With Nvidia announcing the RTX Spark to challenge Apple’s MX reign on local LLMs, it is appropriate that Google dumped some toys on us the next day.
Gemma4 12B is out today, in a sweet spot between their prior 8B and 26B I’m super interested to see how it stands up. 8B was a great chatbot, but a terrible tool bot. 26B seems much better but I could never run it on my M4 Mac mini 16GB. Does Google see 12B is “about right” for most spec’d out systems today – it runs on 16GB! Downloading now….
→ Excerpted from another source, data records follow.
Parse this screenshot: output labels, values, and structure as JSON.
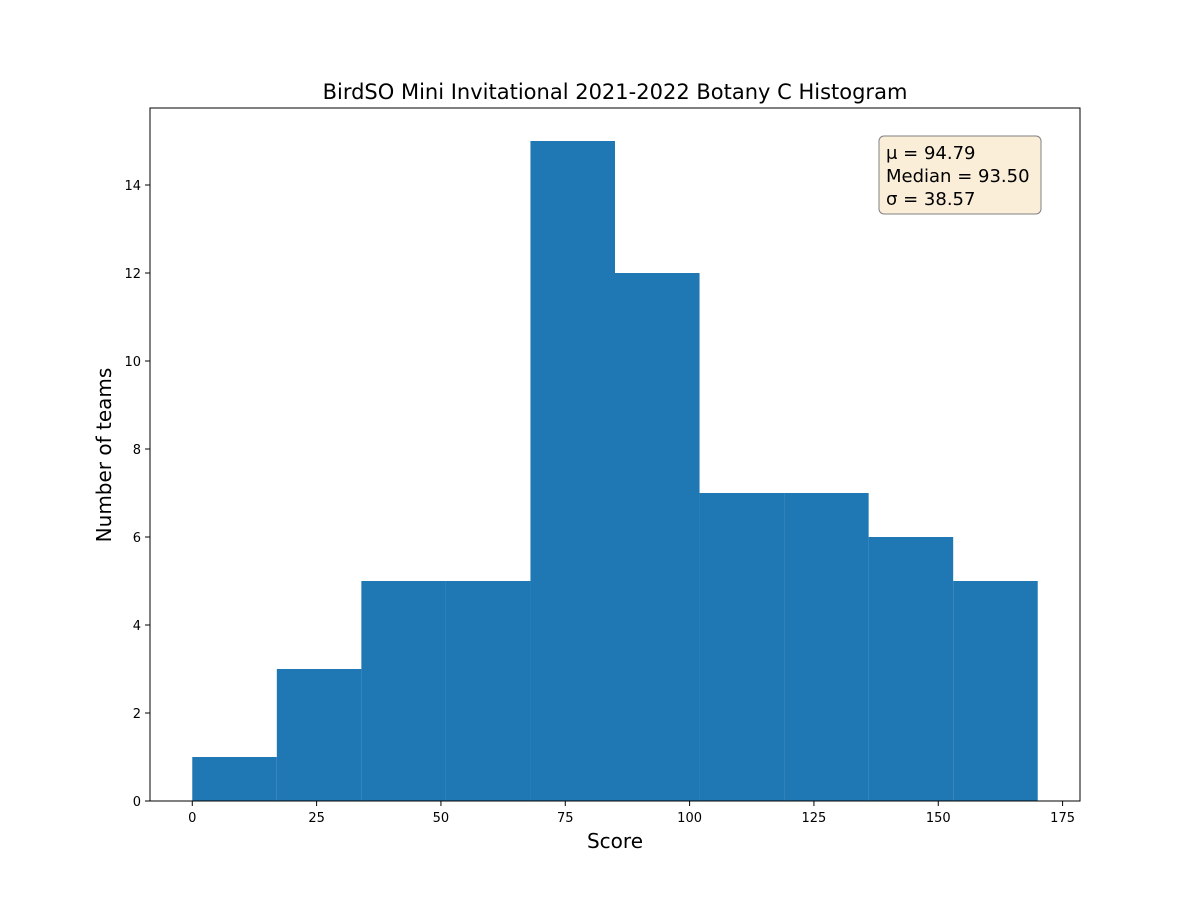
{
  "chart_data": {
    "type": "bar",
    "title": "BirdSO Mini Invitational 2021-2022 Botany C Histogram",
    "xlabel": "Score",
    "ylabel": "Number of teams",
    "xlim": [
      -8.5,
      178.5
    ],
    "ylim": [
      0,
      15.75
    ],
    "xticks": [
      0,
      25,
      50,
      75,
      100,
      125,
      150,
      175
    ],
    "yticks": [
      0,
      2,
      4,
      6,
      8,
      10,
      12,
      14
    ],
    "bins": [
      {
        "start": 0,
        "end": 17,
        "count": 1
      },
      {
        "start": 17,
        "end": 34,
        "count": 3
      },
      {
        "start": 34,
        "end": 51,
        "count": 5
      },
      {
        "start": 51,
        "end": 68,
        "count": 5
      },
      {
        "start": 68,
        "end": 85,
        "count": 15
      },
      {
        "start": 85,
        "end": 102,
        "count": 12
      },
      {
        "start": 102,
        "end": 119,
        "count": 7
      },
      {
        "start": 119,
        "end": 136,
        "count": 7
      },
      {
        "start": 136,
        "end": 153,
        "count": 6
      },
      {
        "start": 153,
        "end": 170,
        "count": 5
      }
    ],
    "bar_color": "#1f77b4",
    "grid": false,
    "stats_box": {
      "mean_label": "μ = 94.79",
      "median_label": "Median = 93.50",
      "sd_label": "σ = 38.57",
      "placement": "top-right",
      "background": "#f5deb3",
      "border": "#808080"
    }
  }
}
Unexpectedly, Google added to LiteRT-LM a local LLM server / CLI!
The LiteRT-LM CLI provides a lightweight, zero-code tool for running language models locally. We are now expanding the tool with the serve command, letting the CLI act as a drop-in local LLM server. Use this functionality with Gemma 4 12B to point any standard tool, SDK, or framework (such as OpenClaw, Hermes, OpenCode, Pi, or popular extensions like Continue and Aider) directly to your local endpoint.
Aside from the fact that the internets are saying RTX spark is going to cost $5000+ it does not seem far away where local models, even on edge devices (looking at you iOS27),may start to be competitive with cloud for basic stuff. Not coding, not tool use, not yet. But everyday things, like voice typing, opening apps, regular analysis, asking offline questions, could be done in the very near future all on local LLM.